The subjects are wide-ranging, from 'Mangia' - an ode to eating - to majestic mountains. and even a woman wearing a glamorous gown.
The themes may be different but the medium is the same.
For artist Jon Norquist - there's no use crying over spilled coffee, when you can create with it! He uses it in place of paint to make art.
So how much coffee has he used or abused?
"Some people think it is abuse," said Norquist laughing. "When people say that I tell them 'It's decaf - don't worry.'"
A graduate of West Point and a Major in the U.S. Army, Norquist is an engineer by trade.
"Over the course of my military career, [I] went a couple times to Iraq and everywhere else," he said. "I was always very creative but the military is not the greatest place to explore your creativity."
The father of five had a packed schedule, and between trying to deal with his job, kids and everything else - he started getting creative, with how to get creative.
Making a 'pot of joe' with a coffeemaker that always dripped was part of his morning routine.
"Every time you pour, it spills," he said. Then an idea began percolating. "One day, I was spilling coffee and realized - 'Oh wow, that's really great abstract art!'"
Norquist brewed up a business called Coffee on Canvas from his home near Tacoma. His art is an homage to living in the northwest: skiing, biking, climbing, and inspirational messages. And that's just the beginning.
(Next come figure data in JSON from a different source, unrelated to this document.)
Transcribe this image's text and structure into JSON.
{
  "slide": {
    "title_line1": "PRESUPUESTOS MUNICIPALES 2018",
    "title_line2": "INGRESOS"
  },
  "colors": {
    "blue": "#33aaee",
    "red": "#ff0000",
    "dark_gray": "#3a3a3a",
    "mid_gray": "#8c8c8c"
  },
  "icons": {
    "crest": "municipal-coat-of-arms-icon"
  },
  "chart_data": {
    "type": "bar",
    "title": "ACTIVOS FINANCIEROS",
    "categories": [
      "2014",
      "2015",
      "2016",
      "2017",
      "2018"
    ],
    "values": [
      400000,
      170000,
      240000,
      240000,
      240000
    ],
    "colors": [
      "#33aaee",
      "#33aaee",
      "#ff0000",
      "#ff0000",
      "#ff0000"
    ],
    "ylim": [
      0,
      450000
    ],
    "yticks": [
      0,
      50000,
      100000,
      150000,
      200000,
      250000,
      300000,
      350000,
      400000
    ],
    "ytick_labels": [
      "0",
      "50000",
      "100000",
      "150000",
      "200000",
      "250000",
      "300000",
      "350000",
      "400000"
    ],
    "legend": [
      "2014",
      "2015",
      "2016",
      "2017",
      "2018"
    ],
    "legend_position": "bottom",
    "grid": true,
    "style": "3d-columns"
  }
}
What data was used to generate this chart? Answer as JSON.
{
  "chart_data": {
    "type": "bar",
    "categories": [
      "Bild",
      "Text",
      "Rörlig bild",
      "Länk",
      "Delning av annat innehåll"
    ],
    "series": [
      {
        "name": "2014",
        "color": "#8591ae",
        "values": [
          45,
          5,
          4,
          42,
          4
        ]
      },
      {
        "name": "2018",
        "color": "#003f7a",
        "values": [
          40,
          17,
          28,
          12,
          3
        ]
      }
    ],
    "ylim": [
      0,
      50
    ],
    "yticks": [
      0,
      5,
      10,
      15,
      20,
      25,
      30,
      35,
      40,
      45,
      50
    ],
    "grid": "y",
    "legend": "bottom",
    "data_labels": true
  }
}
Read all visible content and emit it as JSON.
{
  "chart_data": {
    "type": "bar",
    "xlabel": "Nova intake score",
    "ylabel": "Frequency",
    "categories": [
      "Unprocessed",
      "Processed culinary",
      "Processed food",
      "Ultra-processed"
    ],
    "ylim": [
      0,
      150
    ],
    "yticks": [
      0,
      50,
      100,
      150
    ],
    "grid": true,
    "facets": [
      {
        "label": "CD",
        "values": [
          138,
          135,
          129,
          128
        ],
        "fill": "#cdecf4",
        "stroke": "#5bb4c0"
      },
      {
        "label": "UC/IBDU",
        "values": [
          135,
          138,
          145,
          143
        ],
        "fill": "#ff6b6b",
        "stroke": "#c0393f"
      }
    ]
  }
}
Soon big companies were hiring him to make coffee art for them.
"I've done work for Folgers," he said. "I've done art for some NFL teams, I've done art for Dunkin Donuts, tech companies."
While we were there, we got to experience the making of one of his masterpieces in person. After drawing the design, Norquist uses his own secret formula to mask off the areas he doesn't want java to drip. Once it has dried, it's time to spill the beans! Coffee beans, that it.
"So I just literally give it a little swirl as I pull it out, it sprays coffee everywhere, place it on the canvas and that is art to me!"
He knows when he has something when he sees the balance between the stains and the negative space.
"I'm always looking for that balance," he said. "Looking for gradients of that coffee, dark brown against lighter browns - that kind of thing."
Finally - Norquist removes the mask and outlines all the splatters and spills with black ink.
"It is honestly sort of like Japanese gardening to me ," he said. "Where you have chaos and what have you - and then when you're outlining everything it kind of puts it in nice little boxes."
The finished art is good to the last drop! Norquist hopes people drink in the idea of seeing the beauty in spilled coffee...
"Whether it's creative, whether it's optimism whatever it is - it's just a great way for me to show that, you know what, there's positivity in everything. It's all a matter of perspective."